Checks for $5,100 to $10,000 written to Americans who bought Volkswagen diesel cars equipped to fool emissions tests may appease those owners, but they hardly constitute a victory for clean air. Rather than declare the matter closed, regulators in the United States and Europe need to redouble efforts to end all varieties of test-gaming in the auto industry.

Since VW’s “dieselgate” broke last September, Mitsubishi has admitted it cheated on fuel-efficiency tests, and Renault recalled 15,000 vehicles with faulty pollution-filtering systems. And independent studies of real-world driving, as opposed to laboratory testing, have found that brands including Honda, Hyundai, Mazda, Nissan and Volvo emit more greenhouse gases than advertised.

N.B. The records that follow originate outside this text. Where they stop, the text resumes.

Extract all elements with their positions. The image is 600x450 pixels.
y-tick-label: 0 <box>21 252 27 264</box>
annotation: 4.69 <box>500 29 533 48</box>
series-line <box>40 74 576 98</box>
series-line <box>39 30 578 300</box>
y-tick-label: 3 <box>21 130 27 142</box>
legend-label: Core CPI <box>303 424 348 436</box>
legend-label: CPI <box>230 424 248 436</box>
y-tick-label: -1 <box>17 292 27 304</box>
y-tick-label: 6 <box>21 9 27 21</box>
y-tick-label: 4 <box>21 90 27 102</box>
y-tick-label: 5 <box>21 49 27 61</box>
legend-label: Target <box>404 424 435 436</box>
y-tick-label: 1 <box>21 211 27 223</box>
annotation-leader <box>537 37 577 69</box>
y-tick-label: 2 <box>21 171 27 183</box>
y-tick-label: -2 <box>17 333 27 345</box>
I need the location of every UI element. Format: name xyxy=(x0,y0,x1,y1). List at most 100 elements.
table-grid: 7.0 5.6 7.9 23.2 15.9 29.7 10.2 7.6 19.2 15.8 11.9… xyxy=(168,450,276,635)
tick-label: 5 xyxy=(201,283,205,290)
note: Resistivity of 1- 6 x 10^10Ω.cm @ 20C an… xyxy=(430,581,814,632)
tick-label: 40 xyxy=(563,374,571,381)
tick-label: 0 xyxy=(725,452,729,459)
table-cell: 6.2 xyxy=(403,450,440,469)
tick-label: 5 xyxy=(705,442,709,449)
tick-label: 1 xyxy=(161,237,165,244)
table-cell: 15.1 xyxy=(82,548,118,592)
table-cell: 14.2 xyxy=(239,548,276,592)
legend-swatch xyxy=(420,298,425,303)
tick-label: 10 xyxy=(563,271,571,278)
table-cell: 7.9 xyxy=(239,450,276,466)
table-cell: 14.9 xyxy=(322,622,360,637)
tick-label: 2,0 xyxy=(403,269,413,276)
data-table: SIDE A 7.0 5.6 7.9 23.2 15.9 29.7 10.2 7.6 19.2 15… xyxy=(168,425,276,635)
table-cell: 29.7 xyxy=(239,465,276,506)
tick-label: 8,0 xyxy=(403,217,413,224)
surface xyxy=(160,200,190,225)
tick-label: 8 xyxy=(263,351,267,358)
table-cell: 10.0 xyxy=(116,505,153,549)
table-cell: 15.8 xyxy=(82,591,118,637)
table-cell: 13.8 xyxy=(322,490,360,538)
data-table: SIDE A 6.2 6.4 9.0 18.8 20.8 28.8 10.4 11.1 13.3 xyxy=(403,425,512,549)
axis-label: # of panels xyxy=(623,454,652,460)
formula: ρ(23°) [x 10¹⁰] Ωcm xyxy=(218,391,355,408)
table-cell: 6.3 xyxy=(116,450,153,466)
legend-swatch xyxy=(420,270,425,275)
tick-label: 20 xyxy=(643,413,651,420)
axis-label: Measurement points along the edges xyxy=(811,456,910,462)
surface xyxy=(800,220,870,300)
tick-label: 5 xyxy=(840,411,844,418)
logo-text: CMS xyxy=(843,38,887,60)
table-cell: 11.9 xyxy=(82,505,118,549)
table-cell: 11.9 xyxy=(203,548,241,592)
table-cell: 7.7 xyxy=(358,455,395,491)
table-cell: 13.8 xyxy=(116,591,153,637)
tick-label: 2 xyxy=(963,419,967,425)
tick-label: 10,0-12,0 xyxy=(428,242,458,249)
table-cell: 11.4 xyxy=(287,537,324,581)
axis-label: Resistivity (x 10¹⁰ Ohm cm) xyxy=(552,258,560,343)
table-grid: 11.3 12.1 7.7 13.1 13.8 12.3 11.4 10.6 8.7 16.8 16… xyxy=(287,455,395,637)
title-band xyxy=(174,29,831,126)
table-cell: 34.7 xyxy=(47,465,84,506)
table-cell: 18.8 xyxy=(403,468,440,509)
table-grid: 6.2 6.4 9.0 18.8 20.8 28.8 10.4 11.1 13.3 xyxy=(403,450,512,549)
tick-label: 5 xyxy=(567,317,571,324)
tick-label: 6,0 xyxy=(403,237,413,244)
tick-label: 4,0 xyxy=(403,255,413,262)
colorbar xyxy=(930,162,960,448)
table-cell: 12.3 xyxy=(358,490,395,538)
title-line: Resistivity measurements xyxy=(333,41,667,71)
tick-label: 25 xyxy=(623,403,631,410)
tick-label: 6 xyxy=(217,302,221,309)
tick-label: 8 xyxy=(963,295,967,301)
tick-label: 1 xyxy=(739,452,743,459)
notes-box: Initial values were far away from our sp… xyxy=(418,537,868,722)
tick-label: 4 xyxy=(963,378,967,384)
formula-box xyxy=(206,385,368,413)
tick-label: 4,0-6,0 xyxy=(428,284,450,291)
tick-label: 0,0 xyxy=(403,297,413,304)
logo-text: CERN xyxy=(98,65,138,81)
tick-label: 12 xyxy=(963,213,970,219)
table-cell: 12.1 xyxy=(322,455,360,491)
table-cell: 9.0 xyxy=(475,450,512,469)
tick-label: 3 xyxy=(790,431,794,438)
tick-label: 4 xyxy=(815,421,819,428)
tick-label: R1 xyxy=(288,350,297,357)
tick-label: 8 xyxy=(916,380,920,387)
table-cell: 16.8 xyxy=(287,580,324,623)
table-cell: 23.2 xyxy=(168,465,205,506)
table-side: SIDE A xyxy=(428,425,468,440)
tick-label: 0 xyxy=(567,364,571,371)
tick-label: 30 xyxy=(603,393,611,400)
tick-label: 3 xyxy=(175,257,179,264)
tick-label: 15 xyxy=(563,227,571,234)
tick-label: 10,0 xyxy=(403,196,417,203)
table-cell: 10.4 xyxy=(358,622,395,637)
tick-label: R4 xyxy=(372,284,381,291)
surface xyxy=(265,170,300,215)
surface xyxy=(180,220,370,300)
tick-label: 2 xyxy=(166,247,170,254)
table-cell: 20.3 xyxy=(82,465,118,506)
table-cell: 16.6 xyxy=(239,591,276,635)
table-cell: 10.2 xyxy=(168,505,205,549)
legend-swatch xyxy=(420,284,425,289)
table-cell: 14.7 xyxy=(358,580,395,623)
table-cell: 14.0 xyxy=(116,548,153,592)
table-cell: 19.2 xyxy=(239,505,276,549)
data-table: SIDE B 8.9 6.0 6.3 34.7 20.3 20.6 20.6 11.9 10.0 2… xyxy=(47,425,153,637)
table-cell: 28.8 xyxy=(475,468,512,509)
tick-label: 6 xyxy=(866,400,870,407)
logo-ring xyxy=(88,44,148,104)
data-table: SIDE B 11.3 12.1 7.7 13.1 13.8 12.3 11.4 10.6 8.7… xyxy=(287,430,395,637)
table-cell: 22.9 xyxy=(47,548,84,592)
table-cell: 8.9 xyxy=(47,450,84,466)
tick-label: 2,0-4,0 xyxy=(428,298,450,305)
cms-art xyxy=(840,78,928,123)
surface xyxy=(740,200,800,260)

In Europe, oversight of testing is left to individual nations, leading to longstanding complaints that governments favor their own domestic brands. Testing both there and in the U.S. is done mostly by private firms hired by the car companies.

In the U.S., where there are relatively few diesel vehicles, diesel pollutants like nitrogen oxides are not as big a concern as carbon dioxide emissions. On average, vehicles in the U.S. give off 24 pounds of climate-warming gases for every gallon of fuel burned. So U.S. authorities need to broaden their scrutiny of fuel-efficiency testing.

And as anyone with a daily commute can attest, the miles-per-gallon numbers written on showroom stickers are pure fantasy. Just this week, U.S. carmakers urged federal and California regulators to ease future mileage standards, admitting their failure to live up to an agreement reached in 2011.

The car companies will do anything they can to beat tests, and lax rules play into their hands. Regulators need to clamp down or risk losing major battles against air pollution and global warming.